X_trains, X_tests, y_trains, y_tests = train_test_split(X, y, test_size=0.05, random_state=56)
xgb_model = xgb.XGBClassifier(max_depth=5, learning_rate=0.08, objective= 'binary:logistic',n_jobs=-1).fit(X_trains, y_trains)
print('Accuracy of XGB classifier on training set: {:.2f}'
.format(xgb_model.score(X_trains, y_trains)))
print('Accuracy of XGB classifier on test set: {:.2f}'
.format(xgb_model.score(X_tests[X_trains.columns], y_tests)))
I am getting a memory error, but only for 756 KiB. My laptop has far more RAM than that, so why is this happening? If it helps, I am running this in Jupyter Notebook.
---------------------------------------------------------------------------
MemoryError Traceback (most recent call last)
in
----> 1 X_trains, X_tests, y_trains, y_tests = train_test_split(X, y, test_size=0.05, random_state=56)
2 xgb_model = xgb.XGBClassifier(max_depth=5, learning_rate=0.08, objective= 'binary:logistic',n_jobs=-1).fit(X_trains, y_trains)
3 print('Accuracy of XGB classifier on training set: {:.2f}'
4 .format(xgb_model.score(X_trains, y_trains)))
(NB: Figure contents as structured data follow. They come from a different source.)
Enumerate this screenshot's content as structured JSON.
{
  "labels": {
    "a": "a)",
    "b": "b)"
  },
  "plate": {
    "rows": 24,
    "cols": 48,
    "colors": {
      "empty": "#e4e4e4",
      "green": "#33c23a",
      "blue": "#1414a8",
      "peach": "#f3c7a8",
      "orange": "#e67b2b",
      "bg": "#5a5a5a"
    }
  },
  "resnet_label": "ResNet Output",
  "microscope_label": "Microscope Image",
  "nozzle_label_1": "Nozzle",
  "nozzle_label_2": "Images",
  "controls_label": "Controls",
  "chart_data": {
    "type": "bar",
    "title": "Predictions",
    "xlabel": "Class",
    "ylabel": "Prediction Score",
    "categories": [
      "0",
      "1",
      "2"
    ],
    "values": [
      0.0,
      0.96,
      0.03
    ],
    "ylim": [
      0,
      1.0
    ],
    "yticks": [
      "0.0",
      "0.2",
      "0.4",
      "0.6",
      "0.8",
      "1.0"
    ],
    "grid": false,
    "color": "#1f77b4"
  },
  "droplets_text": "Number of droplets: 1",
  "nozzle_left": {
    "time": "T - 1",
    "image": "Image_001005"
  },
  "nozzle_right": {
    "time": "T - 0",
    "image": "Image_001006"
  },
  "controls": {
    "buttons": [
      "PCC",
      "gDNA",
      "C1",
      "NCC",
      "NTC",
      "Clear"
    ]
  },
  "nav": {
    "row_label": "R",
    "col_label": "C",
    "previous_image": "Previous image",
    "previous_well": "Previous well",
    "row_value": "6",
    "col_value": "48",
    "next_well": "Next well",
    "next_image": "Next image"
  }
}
5 print('Accuracy of XGB classifier on test set: {:.2f}'
C:\Python38\lib\site-packages\sklearn\model_selection\_split.py in train_test_split(*arrays, **options)
2150 random_state=random_state)
2151
-> 2152 train, test = next(cv.split(X=arrays[0], y=stratify))
2153
2154 return list(chain.from_iterable((_safe_indexing(a, train),
C:\Python38\lib\site-packages\sklearn\model_selection\_split.py in split(self, X, y, groups)
1339 """
1340 X, y, groups = indexable(X, y, groups)
-> 1341 for train, test in self._iter_indices(X, y, groups):
1342 yield train, test
1343
C:\Python38\lib\site-packages\sklearn\model_selection\_split.py in _iter_indices(self, X, y, groups)
1452 for i in range(self.n_splits):
1453 # random partition
-> 1454 permutation = rng.permutation(n_samples)
1455 ind_test = permutation[:n_test]
1456 ind_train = permutation[n_test:(n_test + n_train)]
mtrand.pyx in numpy.random.mtrand.RandomState.permutation()
MemoryError: Unable to allocate 756. KiB for an array with shape (193452,) and data type int32
Upvotes: 0
Views: 295
Reputation: 307
193452 * 4 bytes = 773808 bytes or about 773.8 KB certainly 756 KB is not enough.
Check the source code, might be a dimension error.
Upvotes: 1